Are You Experienced?

It turns out that Jimi Hendrix's inquiry was quite appropriate. Here at True Archives we have noted the rise of a new pair of buzzwords from the minions of Information Science. “User Experience” (or UX for the English-reading impaired) is a term bandied about that describes the effort to measure the efficiency of online tools for the attention-challenged masses. It seems that the process of dumbing down a web page so that your average browsing buffoon will linger before clicking away to YouTube is becoming a genuine subfield of study, and perhaps that is a good thing. In a world where fifteen seconds of fame is becoming about ten seconds too long for most people’s intellect, getting your message across quickly is essential. However, we at True Archives see a problem with this latest hula-hoop of the Biblioposers.

One definition of the word experience is “the knowledge or mastery of an event or subject gained through involvement in or exposure to it.” If that is the case, then User Experience must be regulated to the rubbish bin of failed efforts. No one gains mastery of historical investigation when Information Scientists continually make it easier for troglodytes to have the illusion they are doing actual research. Besides, no one can have the virtual “experience” of discovery once that discovery has already been made for them. These helpful online tools are the digital equivalent of a canned "hunt" at some safari club where rich guys pay to shoot a lion that has just been released from a cage.

Instead of making a digital surrogate of document, we would like to see the enhancement of “user experience” for researchers who actually get off the couch and come to our repositories. Stickers like the ones seen on election day proudly proclaiming “I researched!” might be in order. Perhaps free cocktails and snacks in the lobby to welcome historians before they enter the sanctum sactorium of the reading room would be a nice experience. Comfortable leather covered chairs, with real incandescent bulb lighting makes a great ambiance for the researcher. We might even try to improve our services, like a real effort to accelerate the retrieval of requested items. Who knows, those who experience amenities like that may learn to prefer it to a screen, and rediscover the delight in actually holding and reading a book. (We would elaborate on this last point if we were not so busy building a really cool historical photographs database for our library that allows keyword searching for images of our school...)

Friday, December 12, 2014

Libraries on the "Make"

Reacting to the “crisis of relevancy,” Biblioposers have gone to extreme lengths to maintain their continued employment. Libraries, once revered as the repository of printed human knowledge, have abandoned this duty as they grasp at any passing fad to attract supporters. An excellent example is the rise of the “makerspace” movement among libraries. Stocked with transistors and motherboards, these little electronic co-ops are just the sort of thing you would expect to see at a YMCA, cub scout headquarters or a senior center, but it stretches the limits of credulity to see them as an appropriate function of a library. What does hot-wiring a television remote control have to do with books, anyway?

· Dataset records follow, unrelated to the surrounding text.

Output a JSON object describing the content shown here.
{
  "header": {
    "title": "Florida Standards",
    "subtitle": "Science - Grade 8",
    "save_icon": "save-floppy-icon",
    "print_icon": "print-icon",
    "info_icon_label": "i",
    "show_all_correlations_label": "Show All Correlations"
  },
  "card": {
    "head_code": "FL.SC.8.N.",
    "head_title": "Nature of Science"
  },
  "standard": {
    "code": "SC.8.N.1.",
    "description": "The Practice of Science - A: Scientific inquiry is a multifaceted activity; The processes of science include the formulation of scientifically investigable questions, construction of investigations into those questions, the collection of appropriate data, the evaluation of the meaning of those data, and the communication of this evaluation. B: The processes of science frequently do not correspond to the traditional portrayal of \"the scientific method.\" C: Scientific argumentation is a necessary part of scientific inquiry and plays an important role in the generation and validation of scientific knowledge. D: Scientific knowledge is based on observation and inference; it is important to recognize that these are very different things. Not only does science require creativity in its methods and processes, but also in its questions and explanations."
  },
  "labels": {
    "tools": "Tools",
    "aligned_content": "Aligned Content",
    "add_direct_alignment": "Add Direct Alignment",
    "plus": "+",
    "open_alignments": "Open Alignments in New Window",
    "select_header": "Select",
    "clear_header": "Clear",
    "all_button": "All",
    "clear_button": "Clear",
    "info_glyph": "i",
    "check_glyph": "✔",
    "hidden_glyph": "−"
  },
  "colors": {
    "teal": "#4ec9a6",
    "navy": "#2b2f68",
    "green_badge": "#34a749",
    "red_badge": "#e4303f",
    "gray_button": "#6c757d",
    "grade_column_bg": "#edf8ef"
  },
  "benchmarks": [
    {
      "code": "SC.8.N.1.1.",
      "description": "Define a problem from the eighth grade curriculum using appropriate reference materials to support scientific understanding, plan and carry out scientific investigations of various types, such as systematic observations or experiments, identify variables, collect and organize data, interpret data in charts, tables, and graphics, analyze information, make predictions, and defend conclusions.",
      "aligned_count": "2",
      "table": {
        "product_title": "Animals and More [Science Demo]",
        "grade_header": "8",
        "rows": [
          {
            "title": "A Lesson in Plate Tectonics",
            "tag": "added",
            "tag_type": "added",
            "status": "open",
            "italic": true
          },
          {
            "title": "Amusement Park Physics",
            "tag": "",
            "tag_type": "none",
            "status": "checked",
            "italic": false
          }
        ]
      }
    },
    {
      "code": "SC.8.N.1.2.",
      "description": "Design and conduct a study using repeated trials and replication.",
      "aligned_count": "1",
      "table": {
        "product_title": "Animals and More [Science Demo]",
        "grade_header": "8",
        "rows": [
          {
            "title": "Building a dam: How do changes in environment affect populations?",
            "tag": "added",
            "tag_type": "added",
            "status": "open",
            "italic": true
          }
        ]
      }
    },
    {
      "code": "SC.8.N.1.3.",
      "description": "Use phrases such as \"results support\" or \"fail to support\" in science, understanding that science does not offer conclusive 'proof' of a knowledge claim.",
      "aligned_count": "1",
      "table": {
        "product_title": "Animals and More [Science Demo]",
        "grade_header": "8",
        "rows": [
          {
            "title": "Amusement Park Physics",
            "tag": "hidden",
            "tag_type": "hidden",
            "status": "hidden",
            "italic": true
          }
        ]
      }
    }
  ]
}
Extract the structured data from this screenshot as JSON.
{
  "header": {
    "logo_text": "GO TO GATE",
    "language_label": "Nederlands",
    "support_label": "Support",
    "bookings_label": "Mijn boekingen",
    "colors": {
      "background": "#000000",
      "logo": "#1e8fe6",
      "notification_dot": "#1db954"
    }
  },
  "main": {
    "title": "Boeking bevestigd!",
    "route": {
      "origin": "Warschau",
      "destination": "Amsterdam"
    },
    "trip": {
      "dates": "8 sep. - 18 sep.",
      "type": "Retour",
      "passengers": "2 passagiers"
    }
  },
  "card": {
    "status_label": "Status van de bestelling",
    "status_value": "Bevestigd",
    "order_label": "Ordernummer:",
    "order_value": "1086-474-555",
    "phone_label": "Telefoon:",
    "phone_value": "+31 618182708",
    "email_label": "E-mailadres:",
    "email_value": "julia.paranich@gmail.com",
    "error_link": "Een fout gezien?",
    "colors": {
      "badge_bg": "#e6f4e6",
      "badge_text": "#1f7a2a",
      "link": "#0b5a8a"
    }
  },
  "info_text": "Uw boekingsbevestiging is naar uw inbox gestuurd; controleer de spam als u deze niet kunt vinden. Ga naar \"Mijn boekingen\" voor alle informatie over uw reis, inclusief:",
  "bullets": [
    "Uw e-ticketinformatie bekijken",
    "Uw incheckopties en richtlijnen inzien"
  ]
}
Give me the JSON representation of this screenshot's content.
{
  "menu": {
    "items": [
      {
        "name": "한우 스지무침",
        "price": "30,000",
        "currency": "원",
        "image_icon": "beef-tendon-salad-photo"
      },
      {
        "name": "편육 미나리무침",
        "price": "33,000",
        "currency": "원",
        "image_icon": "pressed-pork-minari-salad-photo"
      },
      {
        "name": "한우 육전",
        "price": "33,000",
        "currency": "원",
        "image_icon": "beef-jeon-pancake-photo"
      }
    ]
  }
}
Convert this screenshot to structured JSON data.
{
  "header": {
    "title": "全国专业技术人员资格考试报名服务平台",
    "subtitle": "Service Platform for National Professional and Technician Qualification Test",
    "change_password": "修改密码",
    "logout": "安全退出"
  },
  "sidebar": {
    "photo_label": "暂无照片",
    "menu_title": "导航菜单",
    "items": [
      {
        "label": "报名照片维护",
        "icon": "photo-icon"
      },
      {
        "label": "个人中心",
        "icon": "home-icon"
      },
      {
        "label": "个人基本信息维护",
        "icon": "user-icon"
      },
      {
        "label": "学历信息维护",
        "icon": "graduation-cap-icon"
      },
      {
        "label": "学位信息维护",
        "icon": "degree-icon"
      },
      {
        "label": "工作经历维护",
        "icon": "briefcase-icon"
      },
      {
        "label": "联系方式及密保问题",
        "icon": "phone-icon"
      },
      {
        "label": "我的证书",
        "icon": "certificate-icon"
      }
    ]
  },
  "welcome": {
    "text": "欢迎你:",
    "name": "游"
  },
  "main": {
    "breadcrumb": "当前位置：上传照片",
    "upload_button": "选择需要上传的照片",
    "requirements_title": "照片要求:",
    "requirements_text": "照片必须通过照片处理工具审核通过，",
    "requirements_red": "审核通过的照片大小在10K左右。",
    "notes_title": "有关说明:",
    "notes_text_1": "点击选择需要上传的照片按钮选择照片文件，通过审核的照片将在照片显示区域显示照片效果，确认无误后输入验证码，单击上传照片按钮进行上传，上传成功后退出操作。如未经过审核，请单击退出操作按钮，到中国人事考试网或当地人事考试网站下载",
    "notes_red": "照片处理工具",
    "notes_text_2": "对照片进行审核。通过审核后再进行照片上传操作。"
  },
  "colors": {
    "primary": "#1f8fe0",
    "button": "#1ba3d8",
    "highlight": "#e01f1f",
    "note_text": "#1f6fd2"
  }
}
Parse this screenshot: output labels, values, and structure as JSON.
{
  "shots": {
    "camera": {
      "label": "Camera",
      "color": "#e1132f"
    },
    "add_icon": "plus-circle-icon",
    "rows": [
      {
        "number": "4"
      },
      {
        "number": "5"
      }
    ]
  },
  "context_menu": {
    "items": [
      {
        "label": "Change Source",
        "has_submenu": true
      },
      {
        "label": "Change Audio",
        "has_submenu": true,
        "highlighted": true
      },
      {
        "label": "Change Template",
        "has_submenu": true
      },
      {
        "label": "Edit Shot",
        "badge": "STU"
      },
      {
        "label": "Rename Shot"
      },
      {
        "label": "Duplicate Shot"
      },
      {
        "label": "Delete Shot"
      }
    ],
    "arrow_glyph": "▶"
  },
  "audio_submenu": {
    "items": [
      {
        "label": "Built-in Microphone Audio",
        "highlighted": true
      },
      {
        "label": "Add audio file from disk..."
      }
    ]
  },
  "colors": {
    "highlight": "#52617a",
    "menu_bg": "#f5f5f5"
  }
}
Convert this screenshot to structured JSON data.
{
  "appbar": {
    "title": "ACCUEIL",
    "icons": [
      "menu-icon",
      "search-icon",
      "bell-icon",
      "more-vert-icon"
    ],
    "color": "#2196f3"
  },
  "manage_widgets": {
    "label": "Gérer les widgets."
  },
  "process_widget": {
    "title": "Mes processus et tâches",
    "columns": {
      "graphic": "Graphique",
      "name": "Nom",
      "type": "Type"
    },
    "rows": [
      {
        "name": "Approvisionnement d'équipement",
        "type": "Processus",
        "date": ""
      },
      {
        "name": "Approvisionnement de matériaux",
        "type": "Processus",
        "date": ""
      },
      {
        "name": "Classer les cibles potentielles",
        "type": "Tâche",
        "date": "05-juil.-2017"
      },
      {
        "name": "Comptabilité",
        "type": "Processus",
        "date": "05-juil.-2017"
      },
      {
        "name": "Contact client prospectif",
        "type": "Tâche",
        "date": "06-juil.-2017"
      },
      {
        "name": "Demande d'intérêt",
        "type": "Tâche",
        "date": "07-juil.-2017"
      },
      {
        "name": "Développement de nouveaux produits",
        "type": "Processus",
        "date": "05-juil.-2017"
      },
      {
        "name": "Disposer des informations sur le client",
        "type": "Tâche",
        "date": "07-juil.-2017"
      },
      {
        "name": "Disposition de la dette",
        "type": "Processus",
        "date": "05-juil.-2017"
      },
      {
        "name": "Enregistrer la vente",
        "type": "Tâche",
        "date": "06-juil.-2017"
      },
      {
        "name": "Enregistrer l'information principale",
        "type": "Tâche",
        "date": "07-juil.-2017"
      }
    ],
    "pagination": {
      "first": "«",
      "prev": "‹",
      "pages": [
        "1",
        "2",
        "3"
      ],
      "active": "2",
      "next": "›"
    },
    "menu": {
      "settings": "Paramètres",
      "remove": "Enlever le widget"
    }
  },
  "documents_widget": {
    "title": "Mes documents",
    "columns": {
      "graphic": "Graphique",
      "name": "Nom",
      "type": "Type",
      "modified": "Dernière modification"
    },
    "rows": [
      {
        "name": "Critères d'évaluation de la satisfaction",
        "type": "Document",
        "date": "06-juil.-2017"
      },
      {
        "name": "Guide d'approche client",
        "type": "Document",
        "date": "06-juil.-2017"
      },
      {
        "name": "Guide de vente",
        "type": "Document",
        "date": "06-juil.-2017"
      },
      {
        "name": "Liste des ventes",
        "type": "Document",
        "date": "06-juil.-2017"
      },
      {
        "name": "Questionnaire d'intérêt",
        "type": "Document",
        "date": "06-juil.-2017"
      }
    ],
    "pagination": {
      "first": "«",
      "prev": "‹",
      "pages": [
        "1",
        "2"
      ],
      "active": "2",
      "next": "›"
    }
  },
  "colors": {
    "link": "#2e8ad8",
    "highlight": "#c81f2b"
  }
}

Perhaps a better question to ask our angst-ridden cousins of the library world is, “Why stop there?” If stocking 3D printers with plastic goo for patrons to make Disney action figures is a proper role for libraries, how about a cupcake bakery, complete with flower, sugar, and colorful sprinkles? Then your growing cadre of illiterate users can work on upping the diabetes statistics for the nation. Perhaps an auto repair bay might be in order. I know its getting as hard to find an American who can work on his own car as it is to find one who reads, but such a service might help taxpayers look more kindly on the library. Hand loom weaving studios might be a great addition too, although the visual reminder of the first trade made obsolete in the Industrial Revolution might make Biblioposers uncomfortable as they face extinction in the "Information Age."

But really, libraries, as long as you are not using those books, why not send them over to the archives where they can be taken care of? After all, archivists have not added a Ronald McDonald playhouse to their operations and therefore may be able to find the room to store the printed legacy of the human race. Somebody’s got to do it, and you Information Scientists apparently don’t want to.